Yu Dahai, Peat George, Bedson John, Edwards John J, Turkiewicz Aleksandra, Jordan Kelvin P
Arthritis Research UK Primary Care Centre, Research Institute for Primary Care & Health Sciences, Keele University, Keele, Staffordshire ST5 5BG, United Kingdom.
Arthritis Research UK Primary Care Centre, Research Institute for Primary Care & Health Sciences, Keele University, Keele, Staffordshire ST5 5BG, United Kingdom.
J Clin Epidemiol. 2016 Aug;76:218-28. doi: 10.1016/j.jclinepi.2016.02.025. Epub 2016 Mar 8.
To establish the association between prior knee-pain consultations and early diagnosis of knee osteoarthritis (OA) by weighted cumulative exposure (WCE) models.
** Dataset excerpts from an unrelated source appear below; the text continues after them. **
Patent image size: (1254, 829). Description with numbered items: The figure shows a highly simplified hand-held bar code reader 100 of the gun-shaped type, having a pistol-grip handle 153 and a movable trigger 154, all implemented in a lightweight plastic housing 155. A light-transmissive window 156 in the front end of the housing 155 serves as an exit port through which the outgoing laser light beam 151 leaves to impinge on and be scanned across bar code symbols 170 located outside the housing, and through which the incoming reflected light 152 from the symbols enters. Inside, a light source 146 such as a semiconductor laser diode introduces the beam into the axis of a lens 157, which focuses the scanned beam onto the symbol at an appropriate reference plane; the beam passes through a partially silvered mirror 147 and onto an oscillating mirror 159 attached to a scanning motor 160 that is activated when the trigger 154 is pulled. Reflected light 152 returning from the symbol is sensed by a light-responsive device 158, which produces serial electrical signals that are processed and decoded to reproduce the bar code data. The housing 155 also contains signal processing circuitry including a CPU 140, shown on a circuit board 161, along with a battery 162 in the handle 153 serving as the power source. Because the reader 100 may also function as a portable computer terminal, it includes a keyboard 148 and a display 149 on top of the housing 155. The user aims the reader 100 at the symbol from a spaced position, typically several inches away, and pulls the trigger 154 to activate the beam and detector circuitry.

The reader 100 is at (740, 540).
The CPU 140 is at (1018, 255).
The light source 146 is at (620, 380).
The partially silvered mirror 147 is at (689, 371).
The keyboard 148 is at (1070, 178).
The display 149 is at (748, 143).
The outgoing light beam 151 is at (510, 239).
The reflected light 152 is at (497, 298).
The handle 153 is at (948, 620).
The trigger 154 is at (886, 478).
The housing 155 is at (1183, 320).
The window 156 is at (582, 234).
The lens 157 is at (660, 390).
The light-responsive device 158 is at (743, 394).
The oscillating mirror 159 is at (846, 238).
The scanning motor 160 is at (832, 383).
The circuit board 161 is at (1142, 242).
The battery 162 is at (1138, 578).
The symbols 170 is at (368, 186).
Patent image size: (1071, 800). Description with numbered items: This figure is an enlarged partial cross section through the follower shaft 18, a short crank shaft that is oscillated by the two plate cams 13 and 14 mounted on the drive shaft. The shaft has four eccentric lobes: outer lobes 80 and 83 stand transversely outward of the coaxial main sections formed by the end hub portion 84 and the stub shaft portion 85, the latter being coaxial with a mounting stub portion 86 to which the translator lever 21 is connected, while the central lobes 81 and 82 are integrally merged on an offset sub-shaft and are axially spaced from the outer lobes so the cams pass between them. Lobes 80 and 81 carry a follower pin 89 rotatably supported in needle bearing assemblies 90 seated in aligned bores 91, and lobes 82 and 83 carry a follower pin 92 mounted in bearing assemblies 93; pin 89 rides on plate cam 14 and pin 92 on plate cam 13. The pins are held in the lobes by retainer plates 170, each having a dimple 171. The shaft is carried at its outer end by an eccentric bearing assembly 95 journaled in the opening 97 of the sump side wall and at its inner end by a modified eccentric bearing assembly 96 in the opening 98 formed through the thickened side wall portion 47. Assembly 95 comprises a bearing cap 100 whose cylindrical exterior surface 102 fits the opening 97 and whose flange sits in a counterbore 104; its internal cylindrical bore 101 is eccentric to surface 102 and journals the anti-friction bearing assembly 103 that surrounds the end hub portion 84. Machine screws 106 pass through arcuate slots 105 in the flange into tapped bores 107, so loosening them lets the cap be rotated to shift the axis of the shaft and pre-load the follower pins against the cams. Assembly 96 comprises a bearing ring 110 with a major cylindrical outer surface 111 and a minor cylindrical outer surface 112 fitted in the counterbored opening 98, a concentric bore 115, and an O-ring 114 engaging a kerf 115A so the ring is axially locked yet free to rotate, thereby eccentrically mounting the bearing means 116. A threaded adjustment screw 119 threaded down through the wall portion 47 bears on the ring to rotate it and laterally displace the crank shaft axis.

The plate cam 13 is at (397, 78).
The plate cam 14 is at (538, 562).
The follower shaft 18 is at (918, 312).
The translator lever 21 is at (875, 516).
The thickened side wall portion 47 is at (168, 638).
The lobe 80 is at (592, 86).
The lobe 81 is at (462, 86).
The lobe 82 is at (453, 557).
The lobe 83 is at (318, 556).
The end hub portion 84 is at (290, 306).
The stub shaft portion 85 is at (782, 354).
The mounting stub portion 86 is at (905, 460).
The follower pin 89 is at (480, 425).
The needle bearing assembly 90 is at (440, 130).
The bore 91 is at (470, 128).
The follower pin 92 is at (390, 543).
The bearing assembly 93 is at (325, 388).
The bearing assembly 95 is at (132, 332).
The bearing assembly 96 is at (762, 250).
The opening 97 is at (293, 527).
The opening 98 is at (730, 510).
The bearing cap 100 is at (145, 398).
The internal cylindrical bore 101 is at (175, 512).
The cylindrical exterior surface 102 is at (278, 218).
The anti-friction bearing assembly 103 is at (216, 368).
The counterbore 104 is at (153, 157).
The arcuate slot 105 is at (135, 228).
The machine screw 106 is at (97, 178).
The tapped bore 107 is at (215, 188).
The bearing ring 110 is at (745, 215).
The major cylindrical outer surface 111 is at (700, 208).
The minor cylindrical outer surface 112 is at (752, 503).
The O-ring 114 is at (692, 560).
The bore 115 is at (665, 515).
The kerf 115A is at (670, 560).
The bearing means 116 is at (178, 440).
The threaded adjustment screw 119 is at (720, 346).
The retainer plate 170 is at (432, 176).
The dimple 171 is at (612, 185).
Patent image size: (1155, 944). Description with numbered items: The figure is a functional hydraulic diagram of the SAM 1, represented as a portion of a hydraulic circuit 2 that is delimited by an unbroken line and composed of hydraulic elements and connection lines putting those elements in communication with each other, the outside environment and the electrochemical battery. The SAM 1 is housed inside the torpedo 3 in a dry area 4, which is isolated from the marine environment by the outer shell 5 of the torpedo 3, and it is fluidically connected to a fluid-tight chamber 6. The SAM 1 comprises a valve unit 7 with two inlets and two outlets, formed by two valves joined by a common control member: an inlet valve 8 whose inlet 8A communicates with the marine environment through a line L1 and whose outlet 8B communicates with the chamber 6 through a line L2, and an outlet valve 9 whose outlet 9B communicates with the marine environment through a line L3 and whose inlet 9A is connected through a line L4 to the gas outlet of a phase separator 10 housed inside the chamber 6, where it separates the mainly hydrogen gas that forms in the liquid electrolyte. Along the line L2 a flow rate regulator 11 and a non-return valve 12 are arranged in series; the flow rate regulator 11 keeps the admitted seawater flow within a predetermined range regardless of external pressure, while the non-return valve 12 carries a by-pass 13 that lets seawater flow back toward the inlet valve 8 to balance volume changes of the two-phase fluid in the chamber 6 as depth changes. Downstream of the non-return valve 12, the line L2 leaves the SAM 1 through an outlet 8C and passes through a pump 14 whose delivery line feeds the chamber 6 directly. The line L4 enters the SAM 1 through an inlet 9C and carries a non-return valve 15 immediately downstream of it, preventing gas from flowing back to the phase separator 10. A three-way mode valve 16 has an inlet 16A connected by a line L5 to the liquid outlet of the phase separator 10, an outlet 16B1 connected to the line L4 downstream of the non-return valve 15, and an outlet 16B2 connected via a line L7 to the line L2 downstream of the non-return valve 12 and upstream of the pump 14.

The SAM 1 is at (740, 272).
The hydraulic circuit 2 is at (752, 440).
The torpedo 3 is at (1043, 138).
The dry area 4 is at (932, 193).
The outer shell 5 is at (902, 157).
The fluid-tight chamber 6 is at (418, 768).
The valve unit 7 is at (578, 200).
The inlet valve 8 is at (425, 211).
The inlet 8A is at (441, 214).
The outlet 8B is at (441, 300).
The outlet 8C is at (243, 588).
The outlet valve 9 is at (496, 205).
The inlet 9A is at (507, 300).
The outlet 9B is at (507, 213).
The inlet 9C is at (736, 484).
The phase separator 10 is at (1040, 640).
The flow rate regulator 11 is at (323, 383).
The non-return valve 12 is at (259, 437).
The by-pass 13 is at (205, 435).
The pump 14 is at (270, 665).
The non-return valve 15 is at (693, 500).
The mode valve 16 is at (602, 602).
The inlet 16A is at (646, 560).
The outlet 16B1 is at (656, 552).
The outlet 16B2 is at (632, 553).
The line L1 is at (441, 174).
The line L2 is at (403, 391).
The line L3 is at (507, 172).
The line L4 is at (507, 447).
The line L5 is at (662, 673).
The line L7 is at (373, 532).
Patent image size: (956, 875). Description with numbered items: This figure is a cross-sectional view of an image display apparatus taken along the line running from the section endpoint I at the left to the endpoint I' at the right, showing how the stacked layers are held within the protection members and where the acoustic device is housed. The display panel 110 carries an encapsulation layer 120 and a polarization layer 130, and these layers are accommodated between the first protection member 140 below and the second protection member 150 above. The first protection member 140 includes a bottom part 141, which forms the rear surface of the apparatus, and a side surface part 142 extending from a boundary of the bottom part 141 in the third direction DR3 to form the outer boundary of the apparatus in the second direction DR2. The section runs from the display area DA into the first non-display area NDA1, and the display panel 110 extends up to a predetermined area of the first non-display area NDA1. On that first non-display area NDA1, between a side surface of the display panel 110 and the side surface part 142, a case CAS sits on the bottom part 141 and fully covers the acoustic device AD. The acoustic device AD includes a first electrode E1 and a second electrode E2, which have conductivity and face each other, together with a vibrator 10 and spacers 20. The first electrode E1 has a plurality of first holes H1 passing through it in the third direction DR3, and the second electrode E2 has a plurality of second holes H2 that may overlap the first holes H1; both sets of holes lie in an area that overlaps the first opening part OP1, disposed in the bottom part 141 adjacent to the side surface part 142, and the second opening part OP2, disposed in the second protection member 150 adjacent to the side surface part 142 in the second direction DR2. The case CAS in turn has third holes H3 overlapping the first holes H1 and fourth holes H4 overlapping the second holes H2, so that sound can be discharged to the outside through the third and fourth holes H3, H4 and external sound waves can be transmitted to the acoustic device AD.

Data were from an electronic health care record (EHR) database (Consultations in Primary Care Archive). WCE functions for modeling the cumulative effect of time-varying knee-pain consultations weighted by recency were derived as a predictive tool in a population-based case-control sample and validated in a prospective cohort sample. Two WCE functions ([i] weighting of the importance of past consultations determined a priori; [ii] flexible spline-based estimation) were comprehensively compared with two simpler models ([iii] time since most recent consultation; total number of past consultations) on model goodness of fit, discrimination, and calibration both in derivation and validation phases.
People with the most recent and most frequent knee-pain consultations were more likely to have high WCE scores that were associated with increased risk of knee OA diagnosis both in derivation and validation phases. Better model goodness of fit, discrimination, and calibration were observed for flexible spline-based WCE models.
WCE functions can be used to model prediagnostic symptoms within routine EHR data and provide novel low-cost predictive tools contributing to early diagnosis.
通过加权累积暴露(WCE)模型建立既往膝关节疼痛会诊与膝关节骨关节炎(OA)早期诊断之间的关联。
数据来自电子医疗记录(EHR)数据库(初级保健档案中的会诊记录)。在基于人群的病例对照样本中,推导了用于模拟按近期加权的随时间变化的膝关节疼痛会诊累积效应的WCE函数,作为一种预测工具,并在前瞻性队列样本中进行了验证。在推导和验证阶段,将两个WCE函数([i]预先确定过去会诊重要性的加权;[ii]基于灵活样条的估计)与两个更简单的模型([iii]距最近一次会诊的时间;过去会诊的总数)在模型拟合优度、区分度和校准方面进行了全面比较。
在推导和验证阶段,最近和最频繁进行膝关节疼痛会诊的人更有可能获得高WCE分数,这与膝关节OA诊断风险增加相关。基于灵活样条的WCE模型显示出更好的模型拟合优度、区分度和校准。
WCE函数可用于在常规EHR数据中模拟诊断前症状,并提供有助于早期诊断的新型低成本预测工具。